The team plans to follow up with functional assays to examine the potential of these gene products to (1) reduce microbial growth and (2) degrade a variety of natural and synthetic compounds.
“Pollinators, including honey bees, routinely encounter potentially harmful microorganisms and phytochemicals during foraging. However, the mechanisms by which honey bees manage these potential threats are poorly understood. In this study, we examine the expression of antimicrobial, immune and detoxification genes in Apis mellifera and compare between forager and nurse bees using tissue-specific RNA-seq and qPCR. Our analysis revealed extensive tissue-specific expression of antimicrobial, immune signaling, and detoxification genes.
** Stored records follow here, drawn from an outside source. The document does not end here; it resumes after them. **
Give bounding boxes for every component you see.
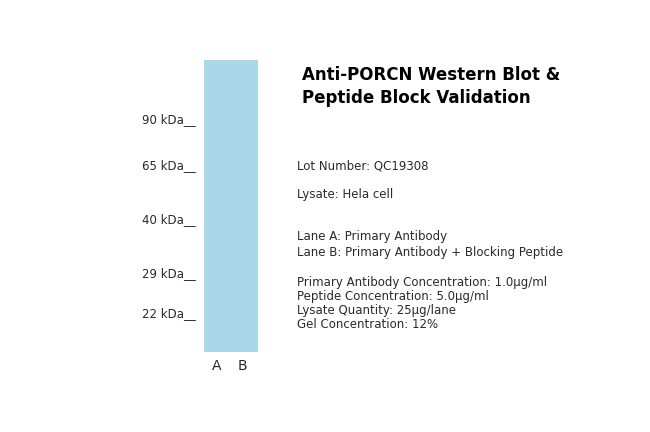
Text: Peptide Concentration: 5.0μg/ml: Peptide Concentration: 5.0μg/ml (296, 290, 489, 303)
Text: Anti-PORCN Western Blot &
Peptide Block Validation: Anti-PORCN Western Blot & Peptide Block … (302, 66, 560, 107)
Text: 22 kDa__: 22 kDa__ (142, 307, 196, 320)
Text: Lane B: Primary Antibody + Blocking Peptide: Lane B: Primary Antibody + Blocking Pept… (296, 245, 563, 258)
Text: Lane A: Primary Antibody: Lane A: Primary Antibody (296, 230, 447, 243)
Text: Lysate: Hela cell: Lysate: Hela cell (296, 188, 393, 201)
Text: 40 kDa__: 40 kDa__ (142, 213, 196, 226)
Text: Lot Number: QC19308: Lot Number: QC19308 (296, 159, 428, 172)
Bar (203, 60, 258, 352)
Text: 90 kDa__: 90 kDa__ (142, 113, 196, 126)
Text: Gel Concentration: 12%: Gel Concentration: 12% (296, 318, 438, 331)
Text: Lysate Quantity: 25μg/lane: Lysate Quantity: 25μg/lane (296, 304, 456, 317)
Text: 29 kDa__: 29 kDa__ (142, 267, 196, 280)
Text: A: A (212, 359, 222, 373)
Text: Primary Antibody Concentration: 1.0μg/ml: Primary Antibody Concentration: 1.0μg/ml (296, 276, 547, 289)
Text: 65 kDa__: 65 kDa__ (142, 159, 196, 172)
Text: B: B (238, 359, 247, 373)
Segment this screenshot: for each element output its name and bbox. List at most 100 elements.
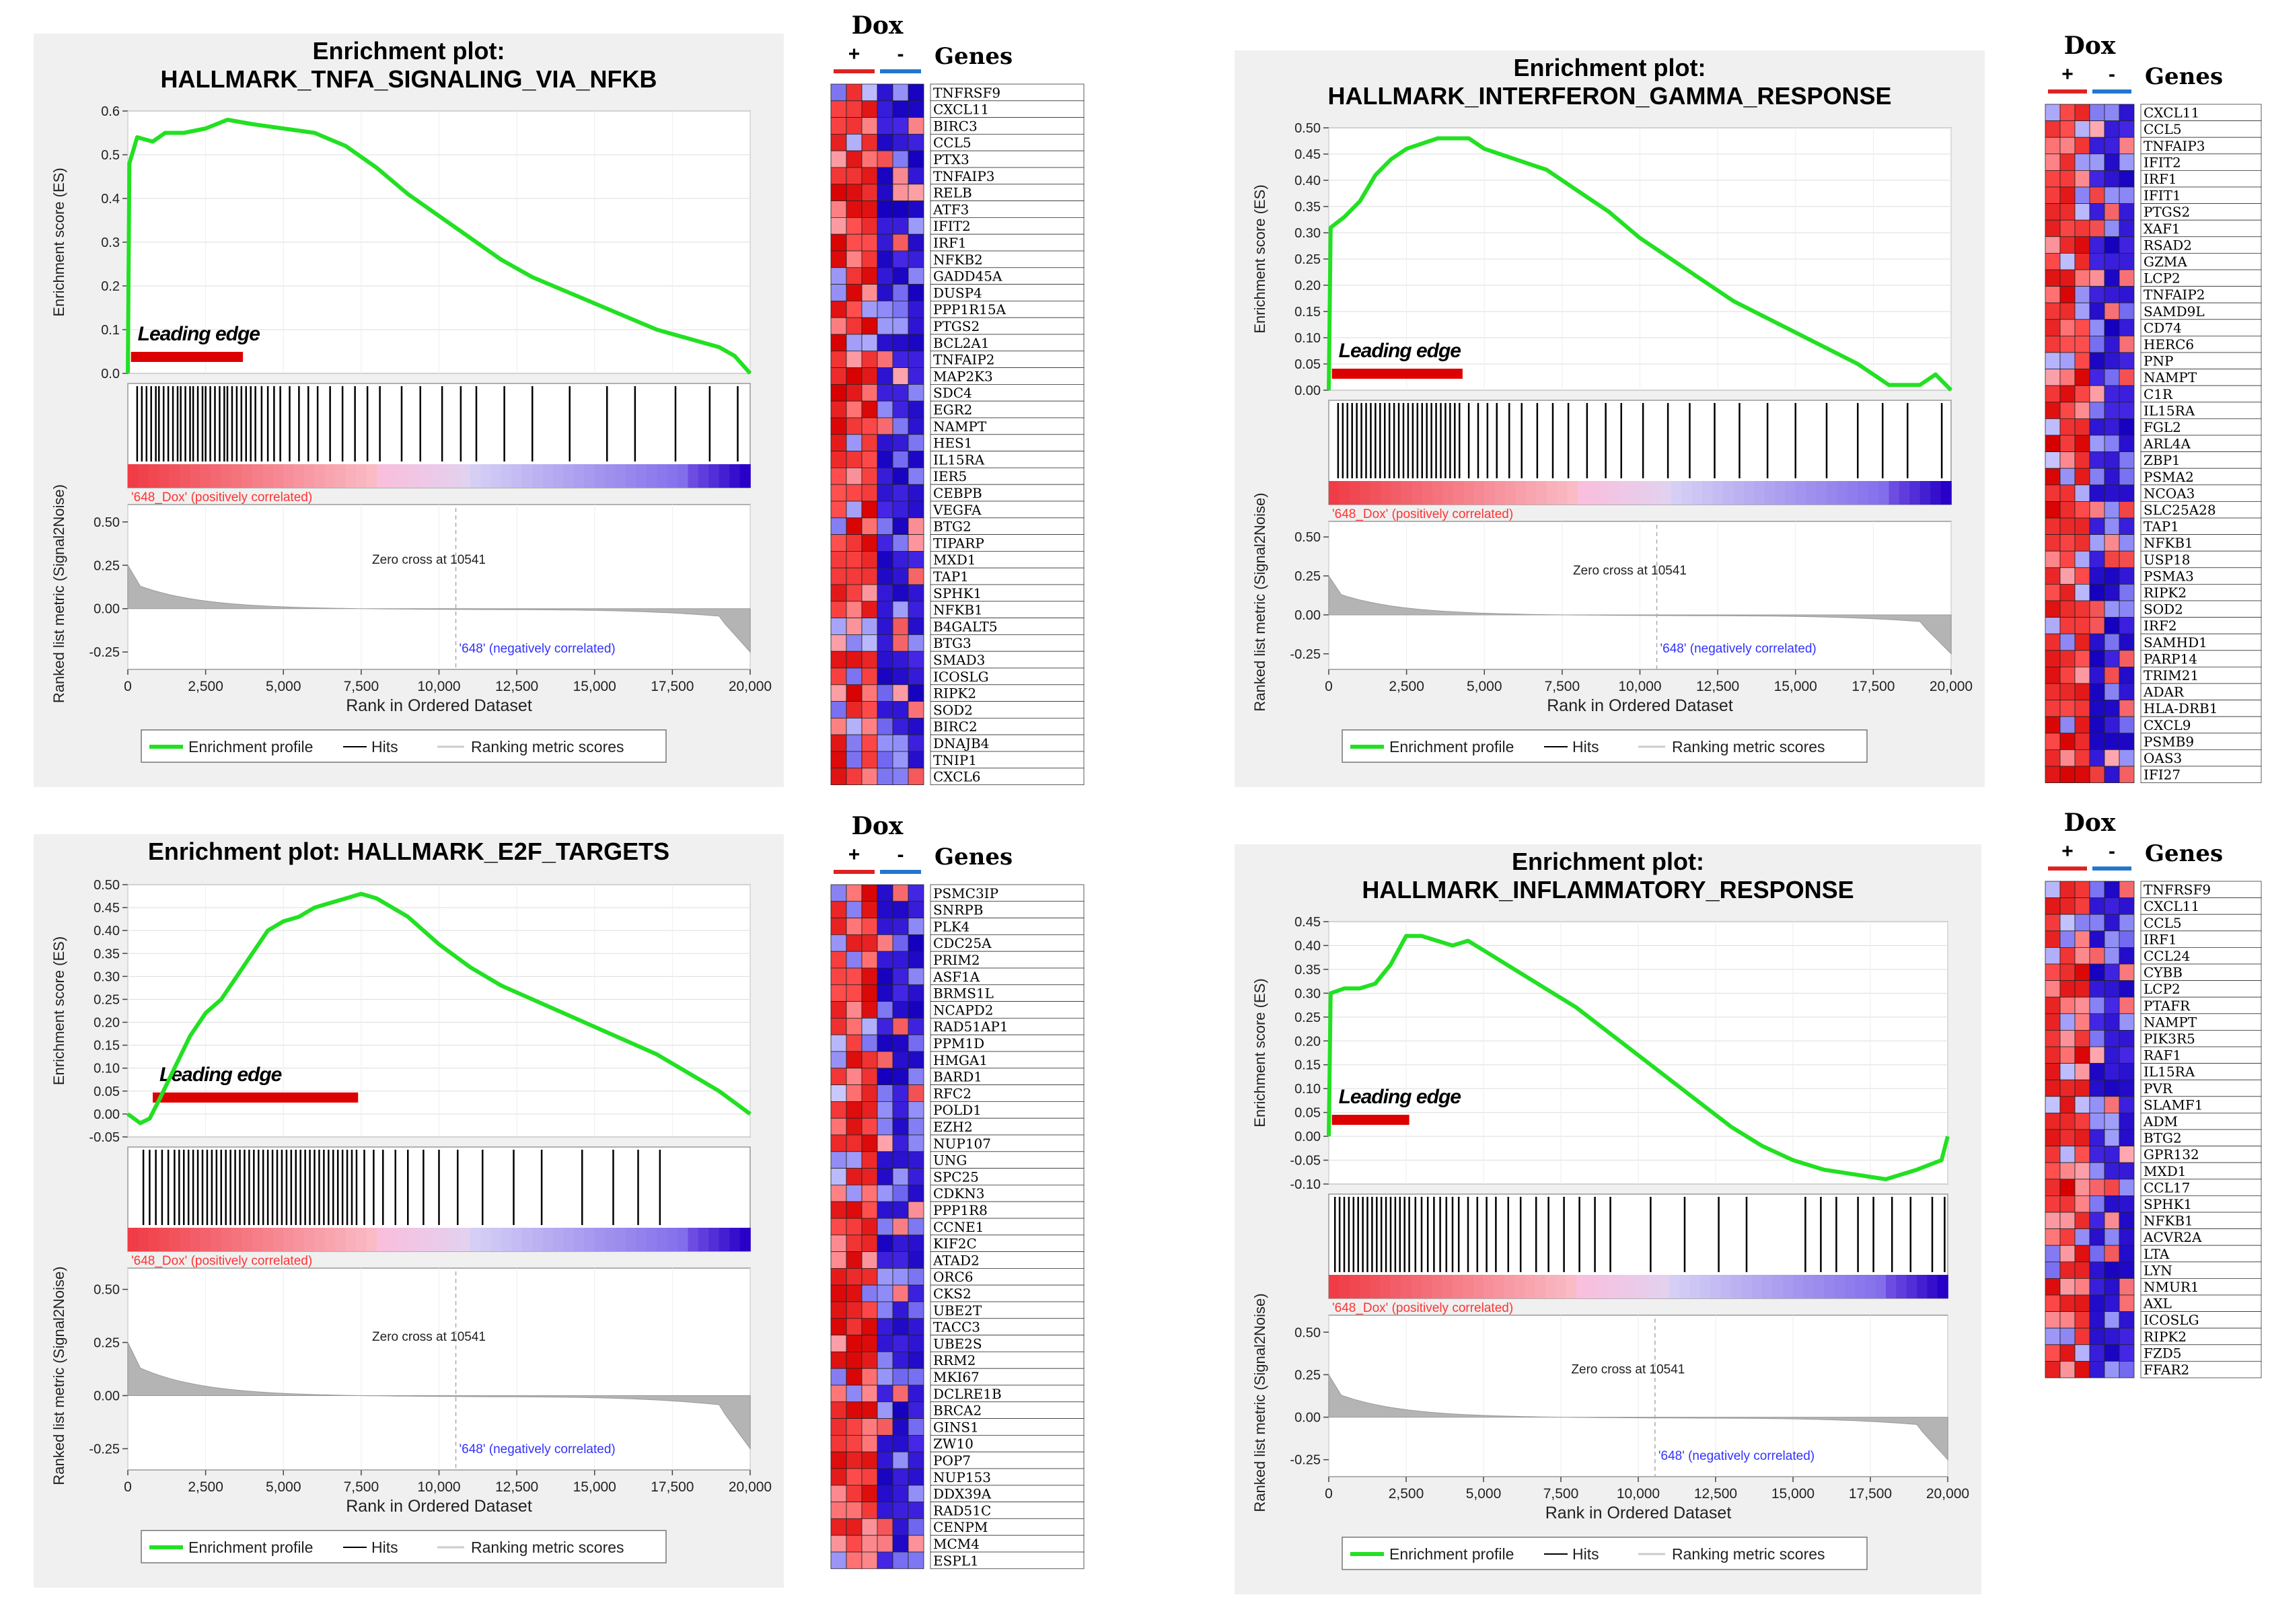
heatmap-cell <box>830 217 847 235</box>
x-tick-label: 0 <box>1325 1486 1333 1502</box>
heatmap-cell <box>2045 947 2061 965</box>
metric-tick-label: 0.25 <box>94 1336 120 1351</box>
rank-color-segment <box>408 464 419 488</box>
heatmap-cell <box>908 334 924 352</box>
rank-color-segment <box>1743 481 1755 505</box>
heatmap-cell <box>2074 650 2090 667</box>
heatmap-cell <box>2045 550 2061 568</box>
heatmap-cell <box>861 1068 878 1085</box>
heatmap-cell <box>861 667 878 686</box>
heatmap-cell <box>2089 451 2105 469</box>
heatmap-cell <box>908 1502 924 1519</box>
zero-cross-label: Zero cross at 10541 <box>372 1330 486 1344</box>
ranking-metric-area <box>127 564 751 653</box>
gene-label-box <box>930 1134 1085 1152</box>
gene-label-box <box>930 1502 1085 1519</box>
legend-item: Ranking metric scores <box>1672 1545 1825 1563</box>
rank-color-segment <box>1432 481 1444 505</box>
enrichment-plot-svg: Enrichment plot:HALLMARK_TNFA_SIGNALING_… <box>50 37 772 763</box>
heatmap-cell <box>846 634 863 652</box>
gene-label-box <box>2140 517 2262 536</box>
heatmap-cell <box>877 601 893 618</box>
heatmap-cell <box>2045 881 2061 899</box>
heatmap-cell <box>2119 617 2135 634</box>
heatmap-cell <box>2119 236 2135 254</box>
heatmap-cell <box>2045 733 2061 750</box>
heatmap-cell <box>830 267 847 285</box>
gene-label: NFKB1 <box>2144 535 2193 551</box>
legend-item: Enrichment profile <box>1389 1545 1514 1563</box>
leading-edge-label: Leading edge <box>1339 340 1461 362</box>
rank-color-segment <box>1762 1275 1773 1298</box>
rank-color-segment <box>1391 481 1402 505</box>
rank-color-segment <box>283 464 295 488</box>
es-tick-label: 0.35 <box>1294 963 1321 977</box>
heatmap-cell <box>2104 1179 2120 1196</box>
x-tick-label: 15,000 <box>573 1479 616 1495</box>
heatmap-cell <box>830 1551 847 1570</box>
rank-color-segment <box>729 1228 741 1251</box>
heatmap-cell <box>861 1502 878 1519</box>
heatmap-cell <box>846 601 863 618</box>
heatmap-cell <box>861 1185 878 1202</box>
es-tick-label: 0.30 <box>94 969 120 984</box>
heatmap-cell <box>877 1535 893 1553</box>
heatmap-cell <box>861 768 878 786</box>
gene-label: IL15RA <box>2144 402 2195 418</box>
heatmap-cell <box>2089 402 2105 419</box>
gene-label-box <box>930 551 1085 568</box>
heatmap-cell <box>2119 633 2135 651</box>
heatmap-cell <box>2074 534 2090 552</box>
rank-color-segment <box>1927 1275 1938 1298</box>
heatmap-cell <box>2045 963 2061 982</box>
rank-color-segment <box>553 1228 564 1251</box>
heatmap-cell <box>861 918 878 935</box>
heatmap-cell <box>2059 1278 2076 1296</box>
metric-tick-label: -0.25 <box>1290 647 1321 662</box>
gene-label-box <box>930 1268 1085 1286</box>
rank-color-segment <box>646 464 657 488</box>
heatmap-cell <box>2089 186 2105 205</box>
heatmap-cell <box>2045 435 2061 453</box>
heatmap-cell <box>2059 1327 2076 1345</box>
heatmap-cell <box>2104 930 2120 948</box>
gene-label: NAMPT <box>2144 1014 2197 1030</box>
heatmap-cell <box>2074 319 2090 336</box>
heatmap-cell <box>2119 1195 2135 1213</box>
gene-label: RELB <box>933 185 972 201</box>
gene-label: PPP1R15A <box>933 301 1006 318</box>
heatmap-cell <box>877 1551 893 1570</box>
heatmap-cell <box>2045 1063 2061 1080</box>
heatmap-genes-label: Genes <box>935 844 1013 871</box>
heatmap-cell <box>2089 468 2105 486</box>
heatmap-cell <box>892 1017 909 1035</box>
heatmap-cell <box>2074 468 2090 486</box>
rank-color-segment <box>1380 1275 1391 1298</box>
heatmap-cell <box>908 217 924 235</box>
heatmap-cell <box>846 233 863 252</box>
gene-label: B4GALT5 <box>933 618 998 634</box>
heatmap-cell <box>892 100 909 118</box>
x-axis-label: Rank in Ordered Dataset <box>1547 696 1733 715</box>
heatmap-cell <box>861 1251 878 1269</box>
rank-color-segment <box>1567 481 1578 505</box>
heatmap-cell <box>830 768 847 786</box>
heatmap-cell <box>861 300 878 318</box>
gene-label: RSAD2 <box>2144 237 2192 253</box>
x-tick-label: 5,000 <box>1466 1486 1502 1502</box>
heatmap-cell <box>2104 683 2120 701</box>
heatmap-cell <box>908 534 924 552</box>
heatmap-cell <box>846 1101 863 1119</box>
heatmap-cell <box>2104 667 2120 684</box>
gene-label-box <box>2140 1112 2262 1130</box>
heatmap-cell <box>2045 1079 2061 1097</box>
heatmap-cell <box>2074 1344 2090 1362</box>
heatmap-cell <box>830 250 847 268</box>
rank-color-segment <box>262 1228 274 1251</box>
rank-color-segment <box>439 1228 450 1251</box>
rank-color-segment <box>356 464 367 488</box>
gene-label-box <box>930 934 1085 952</box>
gene-label: PTGS2 <box>2144 204 2190 220</box>
gene-label-box <box>930 1117 1085 1136</box>
heatmap-cell <box>892 451 909 468</box>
Variation in gene expression between worker stages was pronounced in the mandibular and hypopharyngeal gland (HPG), where foragers were enriched in transcripts that encode antimicrobial peptides (AMPs) and immune response. Additionally, forager HPGs and mandibular glands were enriched in transcripts encoding detoxification enzymes, including some associated with xenobiotic metabolism. Using qPCR on an independent dataset, we verified differential expression of three AMP and three P450 genes between foragers and nurses. High expression of AMP genes in nectar-processing tissues suggests that these peptides may contribute to antimicrobial properties of honey or to honey bee defense against environmentally-acquired microorganisms. Together, these results suggest that worker role and tissue-specific expression of AMPs, and immune and detoxification enzymes may contribute to defense against microorganisms and xenobiotic compounds acquired while foraging.”